Click Here!
      "Gerçekten" haber verir 04 Eylül 2006

Eski tarihli sayılar

Görüş, teklif ve
eleştirilerinizi
[email protected]
adresine bekliyoruz.
 

Basından Seçmeler

 

Meclisimiz, tarih sizden hesap sorar!

Oyun açık. Hedef net. Mehmetçiği Amerikan-İngiliz petrol ve silah tekellerinin maşası yapmak istiyorlar.

Meclisimizin vekilleri!

Gün, bugündür!

Oylarınızı; “Ortadoğu’daki petrol okyanusunun tek sahibi olmak” için; dünyayı “demokrat Hıristiyanlar ve İslâmi faşist Müslümanlar” diye iki kampa ayırıp Irak’a kanlı-irinli işgali başlatan ve taşeron İsrail’i de Lübnan’a saldırtan ABD Başkanı Bush’un oyununa gelirseniz.... Ve insanlığın önünde itibarı on paraya inmiş Bush’un gözüne girmek için Lübnan’a Türk askeri göndermeyi onaylayan Başbakan Tayyip Erdoğan ile Dışişleri Bakanı Abdullah Gül’ün isteğini yaparsanız...

Tarih not düşecektir.

Sizden hesap soracaktır.

Bizim Birinci Türkiye Millet Meclisimiz; “Ortadoğu’da yeni haritalar çizmek isteyen Amerikan-İngiliz-Fransız sömürgecilerine karşı” yüksek vatanseverlik ahlakı sergileyerek direnmişti. Tarih, bugünkü Meclisimizden, yani sizlerden de “aynı yüksek ahlakı” bekliyor.

***

Meclisimizin vekilleri!

Gün bugündür.

Gün karar günüdür.

Gün, Türk askerini Lübnan’da ipi sömürgecilikten vazgeçmeyen ve mazlum ulusların petrol kaynaklarını kendi şirketlerine tapulamaya dayalı 150 yıllık irinli saldırganlıktan geri durmayan ABD-İngiltere ile Fransa’nın, onların çoban köpeği İtalya ve taşeronları İsrail’in elindeki Barış Gücü’ne vermeme günüdür.

Ne askeridir.

Ne siyasidir.

Ne ekonomiktir.

Ne kültüreldir.

Lübnan’a askerimizi vermiyoruz kararı, sadece ve sadece “yüksek ahlakla” ilgilidir.
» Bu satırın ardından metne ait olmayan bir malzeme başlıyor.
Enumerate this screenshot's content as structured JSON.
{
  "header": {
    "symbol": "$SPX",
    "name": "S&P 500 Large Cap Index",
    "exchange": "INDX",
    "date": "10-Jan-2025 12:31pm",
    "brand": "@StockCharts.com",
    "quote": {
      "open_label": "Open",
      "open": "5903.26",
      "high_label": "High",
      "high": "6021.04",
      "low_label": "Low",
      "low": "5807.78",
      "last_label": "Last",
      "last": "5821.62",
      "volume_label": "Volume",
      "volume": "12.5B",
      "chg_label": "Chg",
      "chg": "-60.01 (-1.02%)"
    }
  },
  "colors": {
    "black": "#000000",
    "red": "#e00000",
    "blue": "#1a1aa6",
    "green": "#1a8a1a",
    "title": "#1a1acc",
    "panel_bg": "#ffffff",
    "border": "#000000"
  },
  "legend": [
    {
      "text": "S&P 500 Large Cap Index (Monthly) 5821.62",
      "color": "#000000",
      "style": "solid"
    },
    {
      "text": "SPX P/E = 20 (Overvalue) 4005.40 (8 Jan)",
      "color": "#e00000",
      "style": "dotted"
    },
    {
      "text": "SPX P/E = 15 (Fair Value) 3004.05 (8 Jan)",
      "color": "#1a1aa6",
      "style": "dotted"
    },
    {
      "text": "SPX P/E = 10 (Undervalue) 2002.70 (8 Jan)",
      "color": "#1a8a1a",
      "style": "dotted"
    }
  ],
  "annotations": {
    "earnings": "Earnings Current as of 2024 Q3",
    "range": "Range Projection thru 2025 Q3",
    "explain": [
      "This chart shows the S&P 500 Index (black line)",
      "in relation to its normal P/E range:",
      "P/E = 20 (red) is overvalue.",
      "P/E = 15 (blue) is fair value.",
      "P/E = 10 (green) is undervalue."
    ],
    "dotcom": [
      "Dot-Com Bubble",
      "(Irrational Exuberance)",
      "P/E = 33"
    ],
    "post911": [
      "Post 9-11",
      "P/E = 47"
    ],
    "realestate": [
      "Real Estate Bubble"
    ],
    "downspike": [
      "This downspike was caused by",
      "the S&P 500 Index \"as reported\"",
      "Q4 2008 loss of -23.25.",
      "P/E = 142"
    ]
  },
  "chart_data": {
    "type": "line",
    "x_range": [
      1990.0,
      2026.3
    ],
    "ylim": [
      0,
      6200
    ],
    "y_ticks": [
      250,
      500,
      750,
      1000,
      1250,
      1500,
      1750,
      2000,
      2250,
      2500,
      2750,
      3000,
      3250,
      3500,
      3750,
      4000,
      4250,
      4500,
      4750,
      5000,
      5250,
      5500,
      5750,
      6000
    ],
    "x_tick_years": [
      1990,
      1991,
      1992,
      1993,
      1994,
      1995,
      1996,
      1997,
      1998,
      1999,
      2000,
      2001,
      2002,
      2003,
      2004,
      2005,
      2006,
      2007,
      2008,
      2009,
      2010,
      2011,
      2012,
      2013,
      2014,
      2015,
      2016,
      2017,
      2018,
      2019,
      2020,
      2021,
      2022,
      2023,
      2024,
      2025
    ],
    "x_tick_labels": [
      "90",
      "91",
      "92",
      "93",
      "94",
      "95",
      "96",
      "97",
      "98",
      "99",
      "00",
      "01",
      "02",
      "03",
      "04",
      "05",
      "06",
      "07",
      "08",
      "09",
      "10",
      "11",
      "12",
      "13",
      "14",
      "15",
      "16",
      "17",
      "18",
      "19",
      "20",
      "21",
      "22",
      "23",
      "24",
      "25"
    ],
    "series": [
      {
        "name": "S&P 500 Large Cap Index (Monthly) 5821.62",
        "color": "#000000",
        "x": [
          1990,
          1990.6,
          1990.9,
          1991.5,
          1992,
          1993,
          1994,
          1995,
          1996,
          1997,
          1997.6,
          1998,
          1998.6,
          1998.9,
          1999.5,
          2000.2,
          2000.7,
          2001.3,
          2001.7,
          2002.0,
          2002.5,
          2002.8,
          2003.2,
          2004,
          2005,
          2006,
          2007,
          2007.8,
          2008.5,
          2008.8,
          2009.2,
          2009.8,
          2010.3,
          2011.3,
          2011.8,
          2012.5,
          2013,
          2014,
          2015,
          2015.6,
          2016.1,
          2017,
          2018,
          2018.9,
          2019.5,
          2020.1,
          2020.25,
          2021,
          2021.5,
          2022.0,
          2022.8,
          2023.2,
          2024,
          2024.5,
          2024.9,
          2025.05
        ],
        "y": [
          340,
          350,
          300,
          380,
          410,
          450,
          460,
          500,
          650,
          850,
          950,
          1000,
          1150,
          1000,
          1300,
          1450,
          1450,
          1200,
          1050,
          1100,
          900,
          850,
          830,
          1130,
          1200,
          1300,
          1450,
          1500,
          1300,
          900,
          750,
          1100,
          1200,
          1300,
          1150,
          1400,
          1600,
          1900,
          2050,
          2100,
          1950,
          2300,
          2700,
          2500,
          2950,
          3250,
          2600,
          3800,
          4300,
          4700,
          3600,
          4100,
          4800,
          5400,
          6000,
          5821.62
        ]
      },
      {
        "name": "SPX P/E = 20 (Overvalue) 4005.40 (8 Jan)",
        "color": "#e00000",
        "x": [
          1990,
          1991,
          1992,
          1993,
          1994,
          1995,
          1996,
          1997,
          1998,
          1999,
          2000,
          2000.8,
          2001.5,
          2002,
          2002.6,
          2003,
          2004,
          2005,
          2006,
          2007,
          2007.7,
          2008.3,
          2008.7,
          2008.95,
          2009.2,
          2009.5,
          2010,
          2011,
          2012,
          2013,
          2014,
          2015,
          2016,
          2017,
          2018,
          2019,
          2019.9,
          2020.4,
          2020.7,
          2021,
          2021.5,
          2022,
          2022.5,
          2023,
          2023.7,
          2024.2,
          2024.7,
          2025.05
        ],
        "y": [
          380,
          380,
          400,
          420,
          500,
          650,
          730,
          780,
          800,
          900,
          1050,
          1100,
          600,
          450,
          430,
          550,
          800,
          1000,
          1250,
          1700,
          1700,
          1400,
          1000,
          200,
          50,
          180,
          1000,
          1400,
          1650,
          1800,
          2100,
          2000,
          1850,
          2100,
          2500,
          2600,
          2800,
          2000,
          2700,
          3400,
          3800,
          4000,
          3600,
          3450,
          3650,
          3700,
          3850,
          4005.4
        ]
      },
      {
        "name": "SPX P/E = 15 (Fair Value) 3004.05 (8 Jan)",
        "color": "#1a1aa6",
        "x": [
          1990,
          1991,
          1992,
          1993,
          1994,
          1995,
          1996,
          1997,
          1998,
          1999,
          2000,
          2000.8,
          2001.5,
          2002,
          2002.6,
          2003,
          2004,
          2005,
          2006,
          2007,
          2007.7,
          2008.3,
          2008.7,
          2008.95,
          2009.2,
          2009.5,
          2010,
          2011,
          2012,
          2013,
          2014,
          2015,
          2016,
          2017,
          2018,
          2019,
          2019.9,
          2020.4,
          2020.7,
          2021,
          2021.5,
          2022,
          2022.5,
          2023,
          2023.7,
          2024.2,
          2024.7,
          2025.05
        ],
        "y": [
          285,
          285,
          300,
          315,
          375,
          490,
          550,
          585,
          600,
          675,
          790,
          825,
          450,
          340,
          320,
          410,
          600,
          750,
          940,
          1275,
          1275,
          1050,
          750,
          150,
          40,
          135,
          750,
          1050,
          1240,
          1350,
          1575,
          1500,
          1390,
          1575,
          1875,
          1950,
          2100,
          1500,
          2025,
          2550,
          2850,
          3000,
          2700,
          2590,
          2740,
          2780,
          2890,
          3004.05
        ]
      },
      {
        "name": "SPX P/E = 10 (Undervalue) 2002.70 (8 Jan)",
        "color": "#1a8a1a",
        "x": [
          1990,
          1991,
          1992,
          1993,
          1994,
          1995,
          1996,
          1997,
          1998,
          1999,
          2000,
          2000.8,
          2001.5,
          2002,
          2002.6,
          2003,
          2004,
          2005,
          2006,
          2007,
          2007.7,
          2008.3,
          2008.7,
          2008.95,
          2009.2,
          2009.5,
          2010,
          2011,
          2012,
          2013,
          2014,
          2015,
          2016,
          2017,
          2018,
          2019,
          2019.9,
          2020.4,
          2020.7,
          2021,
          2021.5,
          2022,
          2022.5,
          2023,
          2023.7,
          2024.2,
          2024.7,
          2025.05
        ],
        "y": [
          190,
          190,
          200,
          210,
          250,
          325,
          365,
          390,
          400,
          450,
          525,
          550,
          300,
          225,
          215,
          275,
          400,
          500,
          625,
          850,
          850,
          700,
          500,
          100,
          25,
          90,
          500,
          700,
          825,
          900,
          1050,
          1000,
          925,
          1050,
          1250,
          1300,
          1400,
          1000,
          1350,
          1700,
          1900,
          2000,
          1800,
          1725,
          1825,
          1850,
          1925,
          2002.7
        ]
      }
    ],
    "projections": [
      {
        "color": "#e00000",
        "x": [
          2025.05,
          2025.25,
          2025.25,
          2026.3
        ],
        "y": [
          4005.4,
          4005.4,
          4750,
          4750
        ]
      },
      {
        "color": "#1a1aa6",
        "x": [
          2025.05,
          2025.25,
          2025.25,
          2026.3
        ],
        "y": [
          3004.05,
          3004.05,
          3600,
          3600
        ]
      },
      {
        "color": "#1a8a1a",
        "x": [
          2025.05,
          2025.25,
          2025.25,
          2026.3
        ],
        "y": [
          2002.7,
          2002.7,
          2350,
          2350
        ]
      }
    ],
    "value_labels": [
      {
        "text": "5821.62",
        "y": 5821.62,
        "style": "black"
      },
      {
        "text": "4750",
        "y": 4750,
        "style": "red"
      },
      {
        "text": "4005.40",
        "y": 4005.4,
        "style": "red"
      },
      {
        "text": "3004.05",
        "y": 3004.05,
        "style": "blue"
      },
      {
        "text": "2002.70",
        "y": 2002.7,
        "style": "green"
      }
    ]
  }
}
Türkiye Büyük Millet Meclis’i “Askerini Lübnan’a Barış Gücü’ne vidalansın” diye göndermeyerek; “Dünyaya tek başına egemen olmak isteyen ABD’nin ahlaksız planına” omuz vermemiş olacaktır.

***

Meclisimizin vekilleri!

Elinizin altında Meclis kütüphanesi var. Oraya gidin. ABD Başkanı Dwight Eisenhower ve İngiliz Başbakanı Sir Winston Churchill’in emriyle harekete geçen CİA ile İngiliz İstihbarat Teşkilatı’nın 1953 yılında “Ortadoğu’da ilk gizli darbeyi” kime karşı yaptırdıklarını bulun.

Musaddık’ı öldürdüler.

Kimdi bu adam?

Ve niçin öldürdüler?

Bugün Ortadoğu’ya demokrasi getireceğiz diye dünyayı aldatan ABD ve İngiltere; 53 yıl önce Ortadoğu’da ilk darbeyi “demokrasiye geçmiş İran’ın Başbakanı Muhammed Musaddık’a” karşı yaptırdılar. Muhammed Musaddık, Ortadoğu’ya gelmiş geçmiş en büyük demokrattı ve halkının çıkarlarını düşünüp “İran petrolünü İngiliz şirketinin elinden kurtardı” diye kanlı bir darbeyle indirdiler.

Demokrattı Musaddık...

Onu öldürdüler.

Liberaldi Musaddık...

Onu katlettiler.

Vatanseverdi Musaddık...

Onu astılar.

Ve Ortadoğu’da “terörün kökleri işte bu Amerikan ve İngiliz Darbesi’nden sonra” filizlenmeye başladı. Bugün Lübnan’da Hizbullah, kendi toprağından çıkan petrolü Amerikan, İngiliz, Fransız, İtalyan, Alman şirketlerine yedirmek istemeyenlerin “Kuvayı milliyesi” haline geldi.

Meclisimizin vekilleri!

Sizden karar çıkartacaklar.

Ve Mehmetçiği, Ortadoğu halklarının gözünde kuvayı milliye haline gelmiş Hizbullah ile çatıştıracaklar.

Tarih sizden hesap sorar.

Vatan, 3.9.2006

Necati DOĞRU

04.09.2006


 

Başkomutan mı değil mi?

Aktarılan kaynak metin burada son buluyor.